9.10.2012

#168 -- The Orphanage (2007)

Director: Juan Antonio Bayona
Rating: 3 / 5

I bought this movie because I saw Guillermo del Toro's name plastered on it. He was the mind behind Pan's Labyrinth, one of my favorite movies, so I had pretty high hopes for this one. I know now, though, that del Toro only produced this, and it was his so called protege who directed. Knowing this, though, makes me feel better about the fact that I didn't love it. It was about a woman named Laura who grew up in an orphanage. She was adopted, and she didn't see the place again until she was in her late thirties with an adopted son of her own. I'm assuming her son, Simon, didn't come into the world under the greatest of circumstances, because he was HIV positive. Laura and her family moved into the old orphanage, and they planned to open it back up as a home for special needs children. Simon met some imaginary friends which, as viewers, you and I know were only imaginary to Laura and her husband. What he was really seeing were ghosts--the ghosts of the children Laura grew up with in the orphanage. One of the ghosts was Tomas, a deformed boy with a creepy burlap sack over his head. He kept to himself when he was at the orphanage with Laura, so she never realized that he'd been killed by some of the other kids, while they were playing a prank on him on the beach. Tomas' mother wasn't happy about this, and shortly after Laura was adopted, she poisoned all the other children. Simon told Laura about a game his new friends liked to play. They stole some treasure, and you had to find it by the clues they laid out. So when Simon disappeared, Laura had to play a very dark game of treasure hunt to find her son.
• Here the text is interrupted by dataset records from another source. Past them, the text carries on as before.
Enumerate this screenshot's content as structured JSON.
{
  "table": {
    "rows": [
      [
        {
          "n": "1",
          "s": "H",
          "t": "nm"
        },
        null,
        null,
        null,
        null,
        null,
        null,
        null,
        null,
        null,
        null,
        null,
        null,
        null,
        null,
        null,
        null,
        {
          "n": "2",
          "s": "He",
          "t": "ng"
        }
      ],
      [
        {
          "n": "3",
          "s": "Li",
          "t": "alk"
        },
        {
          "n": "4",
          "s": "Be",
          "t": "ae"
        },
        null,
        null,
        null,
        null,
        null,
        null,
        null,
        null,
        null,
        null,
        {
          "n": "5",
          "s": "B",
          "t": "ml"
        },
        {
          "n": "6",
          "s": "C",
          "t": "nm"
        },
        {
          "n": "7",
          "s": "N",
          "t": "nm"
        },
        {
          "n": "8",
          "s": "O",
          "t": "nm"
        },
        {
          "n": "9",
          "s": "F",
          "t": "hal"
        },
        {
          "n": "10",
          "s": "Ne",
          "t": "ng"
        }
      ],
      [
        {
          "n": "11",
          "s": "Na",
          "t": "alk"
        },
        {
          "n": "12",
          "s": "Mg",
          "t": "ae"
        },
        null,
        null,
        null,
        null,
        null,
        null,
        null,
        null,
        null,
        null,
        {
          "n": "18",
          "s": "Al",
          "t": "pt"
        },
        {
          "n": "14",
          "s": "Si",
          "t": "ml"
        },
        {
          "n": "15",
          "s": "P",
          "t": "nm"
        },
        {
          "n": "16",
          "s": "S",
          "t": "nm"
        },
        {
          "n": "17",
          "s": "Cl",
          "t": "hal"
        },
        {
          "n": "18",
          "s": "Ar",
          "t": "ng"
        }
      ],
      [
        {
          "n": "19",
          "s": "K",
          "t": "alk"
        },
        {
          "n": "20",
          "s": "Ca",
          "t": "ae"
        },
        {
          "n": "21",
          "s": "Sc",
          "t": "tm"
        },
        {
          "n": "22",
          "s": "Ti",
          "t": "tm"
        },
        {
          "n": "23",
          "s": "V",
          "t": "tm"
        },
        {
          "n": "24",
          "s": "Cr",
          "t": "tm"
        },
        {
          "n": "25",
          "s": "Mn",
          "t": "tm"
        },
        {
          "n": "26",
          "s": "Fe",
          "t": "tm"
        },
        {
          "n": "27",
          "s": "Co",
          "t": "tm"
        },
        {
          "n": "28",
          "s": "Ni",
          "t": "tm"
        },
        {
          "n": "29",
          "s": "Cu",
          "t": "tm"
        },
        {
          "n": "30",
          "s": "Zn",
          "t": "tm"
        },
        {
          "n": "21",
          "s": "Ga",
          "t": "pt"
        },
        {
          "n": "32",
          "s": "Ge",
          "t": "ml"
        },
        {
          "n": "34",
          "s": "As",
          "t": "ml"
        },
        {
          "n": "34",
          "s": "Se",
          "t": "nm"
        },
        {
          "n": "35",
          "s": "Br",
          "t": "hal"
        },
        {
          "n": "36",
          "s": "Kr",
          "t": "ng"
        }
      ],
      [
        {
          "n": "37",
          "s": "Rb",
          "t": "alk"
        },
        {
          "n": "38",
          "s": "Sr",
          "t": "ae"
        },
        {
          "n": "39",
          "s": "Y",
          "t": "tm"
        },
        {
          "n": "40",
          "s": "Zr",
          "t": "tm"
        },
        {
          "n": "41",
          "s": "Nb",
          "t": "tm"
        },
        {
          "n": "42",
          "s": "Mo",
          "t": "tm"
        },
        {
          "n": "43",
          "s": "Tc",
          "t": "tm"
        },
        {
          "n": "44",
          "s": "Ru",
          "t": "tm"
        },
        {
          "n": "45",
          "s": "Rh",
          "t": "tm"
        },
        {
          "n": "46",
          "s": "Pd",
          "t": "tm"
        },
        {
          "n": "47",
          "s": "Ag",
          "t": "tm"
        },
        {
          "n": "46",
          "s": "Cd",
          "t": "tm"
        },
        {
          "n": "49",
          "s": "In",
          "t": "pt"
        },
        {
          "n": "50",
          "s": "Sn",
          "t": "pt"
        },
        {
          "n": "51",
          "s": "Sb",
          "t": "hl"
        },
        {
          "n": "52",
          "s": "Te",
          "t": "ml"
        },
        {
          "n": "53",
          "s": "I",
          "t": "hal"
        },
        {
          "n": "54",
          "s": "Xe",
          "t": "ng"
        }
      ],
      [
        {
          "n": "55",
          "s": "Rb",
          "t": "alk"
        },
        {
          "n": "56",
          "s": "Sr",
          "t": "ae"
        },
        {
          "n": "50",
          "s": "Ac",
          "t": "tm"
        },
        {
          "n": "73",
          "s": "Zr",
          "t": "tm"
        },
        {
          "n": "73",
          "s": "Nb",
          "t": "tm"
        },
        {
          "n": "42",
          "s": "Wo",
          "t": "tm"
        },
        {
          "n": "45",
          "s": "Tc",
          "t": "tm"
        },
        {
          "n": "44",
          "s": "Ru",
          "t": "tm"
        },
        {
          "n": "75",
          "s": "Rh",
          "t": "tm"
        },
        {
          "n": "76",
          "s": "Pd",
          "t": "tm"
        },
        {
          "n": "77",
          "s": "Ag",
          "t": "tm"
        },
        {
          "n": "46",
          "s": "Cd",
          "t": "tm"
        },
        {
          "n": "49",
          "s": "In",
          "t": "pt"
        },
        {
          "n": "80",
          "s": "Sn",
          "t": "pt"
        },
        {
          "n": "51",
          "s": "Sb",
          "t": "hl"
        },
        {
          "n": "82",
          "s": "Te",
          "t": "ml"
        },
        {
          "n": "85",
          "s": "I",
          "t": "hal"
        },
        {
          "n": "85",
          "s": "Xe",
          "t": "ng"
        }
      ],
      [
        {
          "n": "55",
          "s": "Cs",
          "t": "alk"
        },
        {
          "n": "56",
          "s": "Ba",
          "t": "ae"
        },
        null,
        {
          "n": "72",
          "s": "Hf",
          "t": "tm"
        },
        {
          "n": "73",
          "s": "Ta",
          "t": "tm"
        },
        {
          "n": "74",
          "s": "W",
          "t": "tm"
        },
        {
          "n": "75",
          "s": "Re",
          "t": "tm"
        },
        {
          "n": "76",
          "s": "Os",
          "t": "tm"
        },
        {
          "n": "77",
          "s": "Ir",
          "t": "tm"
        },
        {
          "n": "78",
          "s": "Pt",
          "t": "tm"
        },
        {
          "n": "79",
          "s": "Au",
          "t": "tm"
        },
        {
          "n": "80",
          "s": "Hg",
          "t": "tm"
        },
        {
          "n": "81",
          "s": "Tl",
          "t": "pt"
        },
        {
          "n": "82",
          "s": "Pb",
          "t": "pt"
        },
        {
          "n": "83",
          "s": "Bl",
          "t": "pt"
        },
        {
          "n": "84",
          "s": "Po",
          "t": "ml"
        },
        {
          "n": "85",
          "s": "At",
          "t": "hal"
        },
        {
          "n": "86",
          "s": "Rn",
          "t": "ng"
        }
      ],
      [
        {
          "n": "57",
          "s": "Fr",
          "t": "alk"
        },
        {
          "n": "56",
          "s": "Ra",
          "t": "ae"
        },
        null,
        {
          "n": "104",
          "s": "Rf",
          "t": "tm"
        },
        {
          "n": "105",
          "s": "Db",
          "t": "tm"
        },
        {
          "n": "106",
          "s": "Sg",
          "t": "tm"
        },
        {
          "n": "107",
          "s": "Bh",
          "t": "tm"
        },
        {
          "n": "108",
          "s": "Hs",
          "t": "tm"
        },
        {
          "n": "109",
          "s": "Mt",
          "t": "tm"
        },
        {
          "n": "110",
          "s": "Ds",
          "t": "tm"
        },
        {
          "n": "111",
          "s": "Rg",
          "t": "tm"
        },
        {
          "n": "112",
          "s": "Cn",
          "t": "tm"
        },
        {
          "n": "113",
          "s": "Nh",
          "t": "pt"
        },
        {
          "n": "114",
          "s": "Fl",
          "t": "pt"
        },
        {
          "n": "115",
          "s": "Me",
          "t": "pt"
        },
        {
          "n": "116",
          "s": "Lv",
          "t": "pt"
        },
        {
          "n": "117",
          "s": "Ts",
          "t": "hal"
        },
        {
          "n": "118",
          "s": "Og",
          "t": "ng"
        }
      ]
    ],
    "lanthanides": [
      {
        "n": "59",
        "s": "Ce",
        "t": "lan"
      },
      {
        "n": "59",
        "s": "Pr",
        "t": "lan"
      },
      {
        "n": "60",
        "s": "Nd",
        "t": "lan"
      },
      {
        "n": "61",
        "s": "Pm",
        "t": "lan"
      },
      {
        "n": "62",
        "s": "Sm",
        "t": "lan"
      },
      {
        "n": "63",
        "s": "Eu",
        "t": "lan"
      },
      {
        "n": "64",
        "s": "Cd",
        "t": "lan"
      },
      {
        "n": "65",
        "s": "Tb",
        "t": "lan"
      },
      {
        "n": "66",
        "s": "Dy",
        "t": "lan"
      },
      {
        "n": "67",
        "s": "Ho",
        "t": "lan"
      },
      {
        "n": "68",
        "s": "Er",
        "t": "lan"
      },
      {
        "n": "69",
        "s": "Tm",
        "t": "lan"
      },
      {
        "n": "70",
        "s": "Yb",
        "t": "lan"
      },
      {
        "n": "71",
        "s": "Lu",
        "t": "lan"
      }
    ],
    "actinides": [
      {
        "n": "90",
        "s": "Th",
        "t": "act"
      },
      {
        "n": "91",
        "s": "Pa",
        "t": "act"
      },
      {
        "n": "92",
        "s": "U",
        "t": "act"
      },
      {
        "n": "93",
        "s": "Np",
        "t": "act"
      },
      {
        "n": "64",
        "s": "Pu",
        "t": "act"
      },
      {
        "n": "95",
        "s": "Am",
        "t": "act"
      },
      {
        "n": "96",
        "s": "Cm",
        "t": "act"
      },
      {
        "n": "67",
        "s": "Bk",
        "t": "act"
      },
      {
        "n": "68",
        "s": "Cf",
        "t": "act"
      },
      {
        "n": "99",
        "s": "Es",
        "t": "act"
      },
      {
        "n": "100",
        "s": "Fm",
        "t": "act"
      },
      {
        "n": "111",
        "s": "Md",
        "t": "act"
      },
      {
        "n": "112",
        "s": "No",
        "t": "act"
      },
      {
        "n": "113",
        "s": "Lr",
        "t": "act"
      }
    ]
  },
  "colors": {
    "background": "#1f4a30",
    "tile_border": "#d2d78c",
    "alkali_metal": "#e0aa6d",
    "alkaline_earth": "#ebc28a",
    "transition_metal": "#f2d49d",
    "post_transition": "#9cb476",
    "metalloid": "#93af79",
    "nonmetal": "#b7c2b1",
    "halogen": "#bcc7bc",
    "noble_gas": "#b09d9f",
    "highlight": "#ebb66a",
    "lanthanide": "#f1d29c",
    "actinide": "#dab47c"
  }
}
I liked the idea of the treasure hunt thing, but it just wasn't played out enough, I don't think. I also liked the burlap-sack kid; that was the one creepy thing going on here, but we didn't get to see him all that often either. I think those were just attempts to keep our attention for a minute, while the rest of the movie was kind of bland. I was hoping for a Pan's Labyrinth like feel, but it didn't give me that either. It didn't have comedy or gore to save it either. There was one little bit of gore, where Tomas' mother was hit by a bus, and it took her jaw almost completely off. Seeing her jaw hanging was gruesome enough, but before we saw that, we saw Laura's husband giving her mouth to mouth. How do you give mouth to mouth to a woman who barely has a mouth? In the end, it's an okay movie that didn't quite understand the concept of scaring people. I actually did like the ending, though. It ended on a beautiful yet sad note, and it worked. There really was no other way it could have ended. So it gets my three point rating because it was an okay movie. It could have been better, but it also could have been worse.